Legal News & Analysis - Asia Pacific - Indonesia - Insurance & Reinsurance - FDI - Regulatory & Compliance
19 February, 2020
The government kicked off the year of 2020 by demonstrating its support towards foreign investment through the issuance of Government Regulation No. 3 of 2020 (“GR 3/2020”), amending Government Regulation No. 14 of 2018 on Foreign Ownership in Insurance Companies (“GR 14/2018”). Many believe GR 3/2020 shows a friendlier face to foreign investors.

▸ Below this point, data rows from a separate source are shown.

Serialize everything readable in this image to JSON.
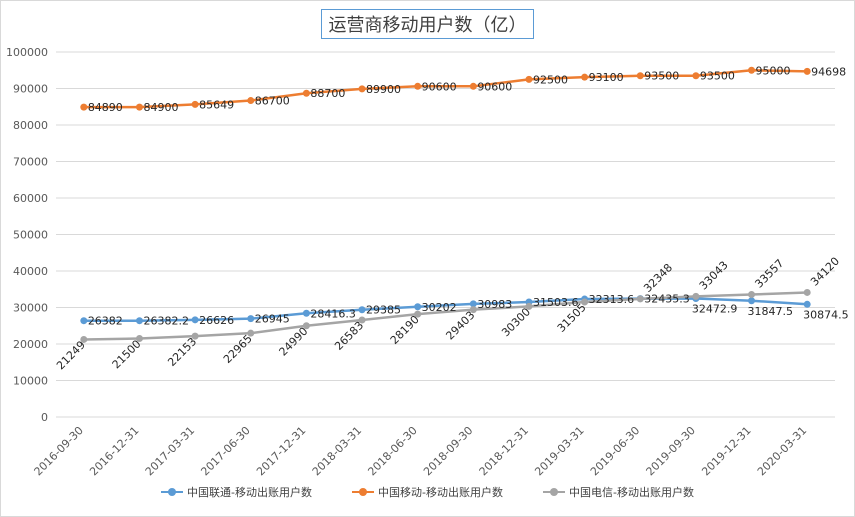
{
  "chart_data": {
    "type": "line",
    "title": "运营商移动用户数（亿）",
    "categories": [
      "2016-09-30",
      "2016-12-31",
      "2017-03-31",
      "2017-06-30",
      "2017-12-31",
      "2018-03-31",
      "2018-06-30",
      "2018-09-30",
      "2018-12-31",
      "2019-03-31",
      "2019-06-30",
      "2019-09-30",
      "2019-12-31",
      "2020-03-31"
    ],
    "ylim": [
      0,
      100000
    ],
    "yticks": [
      0,
      10000,
      20000,
      30000,
      40000,
      50000,
      60000,
      70000,
      80000,
      90000,
      100000
    ],
    "grid": true,
    "legend_position": "bottom",
    "series": [
      {
        "name": "中国联通-移动出账用户数",
        "color": "#5b9bd5",
        "values": [
          26382,
          26382.2,
          26626,
          26945,
          28416.3,
          29385,
          30202,
          30983,
          31503.6,
          32313.6,
          32435.3,
          32472.9,
          31847.5,
          30874.5
        ],
        "labels": [
          "26382",
          "26382.2",
          "26626",
          "26945",
          "28416.3",
          "29385",
          "30202",
          "30983",
          "31503.6",
          "32313.6",
          "32435.3",
          "32472.9",
          "31847.5",
          "30874.5"
        ]
      },
      {
        "name": "中国移动-移动出账用户数",
        "color": "#ed7d31",
        "values": [
          84890,
          84900,
          85649,
          86700,
          88700,
          89900,
          90600,
          90600,
          92500,
          93100,
          93500,
          93500,
          95000,
          94698
        ],
        "labels": [
          "84890",
          "84900",
          "85649",
          "86700",
          "88700",
          "89900",
          "90600",
          "90600",
          "92500",
          "93100",
          "93500",
          "93500",
          "95000",
          "94698"
        ]
      },
      {
        "name": "中国电信-移动出账用户数",
        "color": "#a5a5a5",
        "values": [
          21249,
          21500,
          22153,
          22965,
          24990,
          26583,
          28190,
          29403,
          30300,
          31505,
          32348,
          33043,
          33557,
          34120
        ],
        "labels": [
          "21249",
          "21500",
          "22153",
          "22965",
          "24990",
          "26583",
          "28190",
          "29403",
          "30300",
          "31505",
          "32348",
          "33043",
          "33557",
          "34120"
        ]
      }
    ]
  }
}
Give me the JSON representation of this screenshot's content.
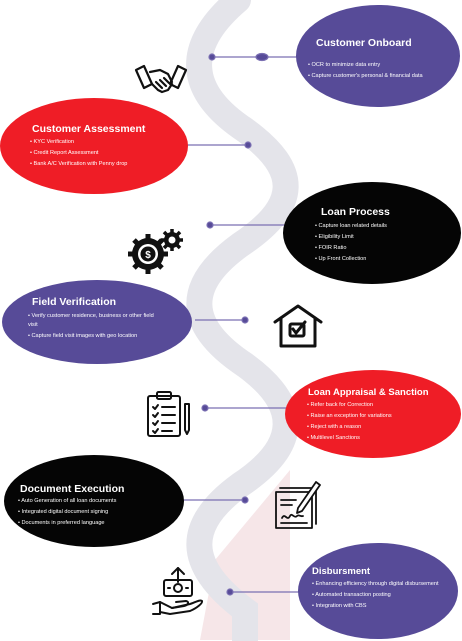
{
  "colors": {
    "purple": "#574b98",
    "red": "#ef1d26",
    "black": "#050505",
    "wave": "#e4e4ea",
    "connector_dot": "#574b98"
  },
  "stages": [
    {
      "id": "customer-onboard",
      "title": "Customer Onboard",
      "color": "purple",
      "items": [
        "OCR to minimize data entry",
        "Capture customer's personal & financial data"
      ],
      "icon": "handshake-icon"
    },
    {
      "id": "customer-assessment",
      "title": "Customer Assessment",
      "color": "red",
      "items": [
        "KYC Verification",
        "Credit Report Assessment",
        "Bank A/C Verification with Penny drop"
      ],
      "icon": ""
    },
    {
      "id": "loan-process",
      "title": "Loan Process",
      "color": "black",
      "items": [
        "Capture loan related details",
        "Eligibility Limit",
        "FOIR Ratio",
        "Up Front Collection"
      ],
      "icon": "gear-dollar-icon"
    },
    {
      "id": "field-verification",
      "title": "Field Verification",
      "color": "purple",
      "items": [
        "Verify customer residence, business or other field visit",
        "Capture field visit images with geo location"
      ],
      "icon": "house-check-icon"
    },
    {
      "id": "loan-appraisal",
      "title": "Loan Appraisal & Sanction",
      "color": "red",
      "items": [
        "Refer back for Correction",
        "Raise an exception for variations",
        "Reject with a reason",
        "Multilevel Sanctions"
      ],
      "icon": "clipboard-checklist-icon"
    },
    {
      "id": "document-execution",
      "title": "Document Execution",
      "color": "black",
      "items": [
        "Auto Generation of all loan documents",
        "Integrated digital document signing",
        "Documents in preferred language"
      ],
      "icon": "document-signing-icon"
    },
    {
      "id": "disbursment",
      "title": "Disbursment",
      "color": "purple",
      "items": [
        "Enhancing efficiency through digital disbursement",
        "Automated transaction posting",
        "Integration with CBS"
      ],
      "icon": "hand-money-icon"
    }
  ]
}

Previously under GR 14/2018, if a private insurance company wishes to increase its issued and paid-up capital, it must ensure that at least 20% of the additional capital will be subscribed for by Indonesian shareholders or otherwise offered for sale on the stock exchange – thereby forcing existing foreign shareholders with more than 80% stake (“Grandfathered Foreign Shareholders”) to be automatically diluted. GR 14/2018 exempts the foreign ownership limitation from public insurance companies.
Through GR 3/2020, the government has lifted the above requirement and established a new anti-dilution provision, allowing Grandfathered Foreign Shareholders to subscribe for additional shares in the event of the company’s decision to raise its capital, provided that their existing shareholding percentage remains the same or is not increased. GR 3/2020 mandates insurance companies to either cancel the shares issuance or obtain the additional capital through an initial public offering (IPO) if no existing Indonesian shareholder wishes to subscribe for the newly issued shares.
GR 3/2020 was issued on 16 January 2020 and is effective upon its promulgation by the Minister of Law and Human Rights on 20 January 2020.